In one of my favorite movies the main character has the following line:
We’re the middle children of history…. no purpose or place. We have no Great War, no Great Depression. Our great war is a spiritual war. Our great depression is our lives.
While this is super-cynical I think there is some truth to this. Our consumerist attitudes are a symptom of a life that has nothing greater than ourselves to think about. Hence, in some ways, our lives are our great depression.
But our lives are far from our spiritual war. If my readers share my belief in the Christian faith they will likewise believe that there is actually a war that is spiritual. A war against addiction, poverty, disease, and injustice.
Sometimes when God really put justice issues on my heart I would get super-discouraged. The statics seem so overwhelming. The American government or the American church alone could end world poverty if we so chose. 1 woman is raped every 3 minutes. And so on…
But I was given hope by the story of the boy and the starfish. There was a beach covered in washed-up starfish. In the middle of this beach was a boy standing there, picking up one at a time and throwing it back. An adult walked up and said to the boy “You won’t make a difference doing that, why bother?” He replied “It makes a difference to this one” as he threw it back. Picked up another and said “and this one.”
I might suggest that the bible is saying that this is simultaneously the way to engage in the spiritual war around us and to combat the our great depression.
After some time I started to feel a different sense of being overwhelmed.
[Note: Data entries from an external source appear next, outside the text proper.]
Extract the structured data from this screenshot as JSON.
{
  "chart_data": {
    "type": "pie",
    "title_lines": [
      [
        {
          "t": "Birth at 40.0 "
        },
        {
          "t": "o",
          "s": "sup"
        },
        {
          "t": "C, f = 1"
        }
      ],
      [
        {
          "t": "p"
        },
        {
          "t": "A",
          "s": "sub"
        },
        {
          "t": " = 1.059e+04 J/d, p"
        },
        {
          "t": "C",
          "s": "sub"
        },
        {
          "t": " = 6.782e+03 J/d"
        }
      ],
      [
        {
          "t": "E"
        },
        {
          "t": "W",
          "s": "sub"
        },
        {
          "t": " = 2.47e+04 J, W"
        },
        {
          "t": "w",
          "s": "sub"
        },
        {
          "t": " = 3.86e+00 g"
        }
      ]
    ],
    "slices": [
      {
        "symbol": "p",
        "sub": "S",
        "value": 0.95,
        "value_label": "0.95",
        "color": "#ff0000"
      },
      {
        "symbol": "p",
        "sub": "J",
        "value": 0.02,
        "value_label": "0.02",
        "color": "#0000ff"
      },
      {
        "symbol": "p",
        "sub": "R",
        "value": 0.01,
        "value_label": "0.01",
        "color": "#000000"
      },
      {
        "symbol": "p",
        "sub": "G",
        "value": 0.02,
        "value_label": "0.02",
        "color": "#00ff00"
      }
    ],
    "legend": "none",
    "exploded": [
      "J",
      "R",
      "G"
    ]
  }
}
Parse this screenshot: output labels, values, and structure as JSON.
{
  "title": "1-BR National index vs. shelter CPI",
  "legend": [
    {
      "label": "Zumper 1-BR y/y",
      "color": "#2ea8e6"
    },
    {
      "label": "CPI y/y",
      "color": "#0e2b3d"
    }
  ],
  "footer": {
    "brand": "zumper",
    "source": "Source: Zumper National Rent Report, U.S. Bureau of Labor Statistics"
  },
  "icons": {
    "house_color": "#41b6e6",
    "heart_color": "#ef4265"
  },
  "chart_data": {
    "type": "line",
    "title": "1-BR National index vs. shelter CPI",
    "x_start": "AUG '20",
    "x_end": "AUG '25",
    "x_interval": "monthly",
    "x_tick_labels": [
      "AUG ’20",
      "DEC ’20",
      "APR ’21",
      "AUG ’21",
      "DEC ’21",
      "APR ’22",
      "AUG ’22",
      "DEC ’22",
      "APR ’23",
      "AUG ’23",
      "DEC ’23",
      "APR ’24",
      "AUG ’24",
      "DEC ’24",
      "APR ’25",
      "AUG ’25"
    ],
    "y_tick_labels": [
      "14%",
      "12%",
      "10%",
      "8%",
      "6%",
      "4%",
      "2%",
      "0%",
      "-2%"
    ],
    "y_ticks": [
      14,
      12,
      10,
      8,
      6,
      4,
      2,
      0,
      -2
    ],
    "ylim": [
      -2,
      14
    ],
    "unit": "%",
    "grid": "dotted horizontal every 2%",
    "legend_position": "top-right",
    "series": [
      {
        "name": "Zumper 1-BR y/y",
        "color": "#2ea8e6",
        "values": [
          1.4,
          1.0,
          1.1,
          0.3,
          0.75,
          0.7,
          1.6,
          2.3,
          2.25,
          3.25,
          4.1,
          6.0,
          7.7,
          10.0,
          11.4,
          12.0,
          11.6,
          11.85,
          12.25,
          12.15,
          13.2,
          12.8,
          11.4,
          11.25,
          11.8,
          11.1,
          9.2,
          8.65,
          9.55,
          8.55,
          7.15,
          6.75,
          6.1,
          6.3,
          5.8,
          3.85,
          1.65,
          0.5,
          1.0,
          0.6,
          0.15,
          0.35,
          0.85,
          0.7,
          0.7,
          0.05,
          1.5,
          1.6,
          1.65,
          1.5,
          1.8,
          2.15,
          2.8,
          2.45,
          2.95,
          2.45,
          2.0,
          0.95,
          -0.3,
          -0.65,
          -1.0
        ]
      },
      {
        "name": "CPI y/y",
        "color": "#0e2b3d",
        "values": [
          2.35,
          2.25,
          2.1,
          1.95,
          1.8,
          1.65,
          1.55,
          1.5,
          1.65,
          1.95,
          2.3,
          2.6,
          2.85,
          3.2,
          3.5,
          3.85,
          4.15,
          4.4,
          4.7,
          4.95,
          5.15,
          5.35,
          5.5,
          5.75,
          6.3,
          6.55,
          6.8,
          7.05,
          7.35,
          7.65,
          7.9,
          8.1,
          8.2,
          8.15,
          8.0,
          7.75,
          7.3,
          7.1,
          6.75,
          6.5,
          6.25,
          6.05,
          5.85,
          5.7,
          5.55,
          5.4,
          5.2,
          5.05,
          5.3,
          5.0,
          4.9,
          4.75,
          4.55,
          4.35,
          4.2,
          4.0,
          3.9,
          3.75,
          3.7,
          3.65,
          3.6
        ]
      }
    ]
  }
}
It was the sense that the real injustice was elsewhere, like anything we did here wouldn’t be worth it, because America is already prosperous enough to have homeless people who value more wealth than entire countries.
I thought I had to go to Africa to make a difference. My great war existed, but I was impotent to do anything. Regular news and documentaries make sure that I have a window right into the terribleness of it. As if I’m watching a loved one die behind two-way glass, helpless to do anything.
But I didn’t give up. I knew that if Jesus said the ‘least of these’ I would find those there were near me to help at least. It might not be severe poverty, but injustice still exists in the US. I pushed through though it made me restless.
But then I found out about the modern slave trade. If you haven’t heard about it, check out International Justice Mission, Love146, and Justice North.
I realized that the great war wasn’t behind glass, or an ocean away. They had brought it to our back door. We have brought it to our back door because of our great depression. Our consumerism, our life of ease has created excess. Excess has created addiction, and addiction has created a market for any thing that can be sold to feed excess. It is a cycle.
And I’ve seen that cycle end, I’ve seen the waves stop washing us up after being thrown back. Addictions broken, consumerism ended, justice and forgiveness has come to the disenfranchised. I’ve seen it, in individuals, one person at a time.
And because of that I have faith to fight. Faith to stand up do everything I can to help one person. Because when we start working with God, one person at a time, we can make that difference.
Just like a butterflies wings starting a hurricane, God uses one old woman praying in a church to start a movement. That is how he rolls.
Have faith, don’t drown in the impossibility and crushing weight of all this. Just go to your back yard, pick up a starfish and throw it back.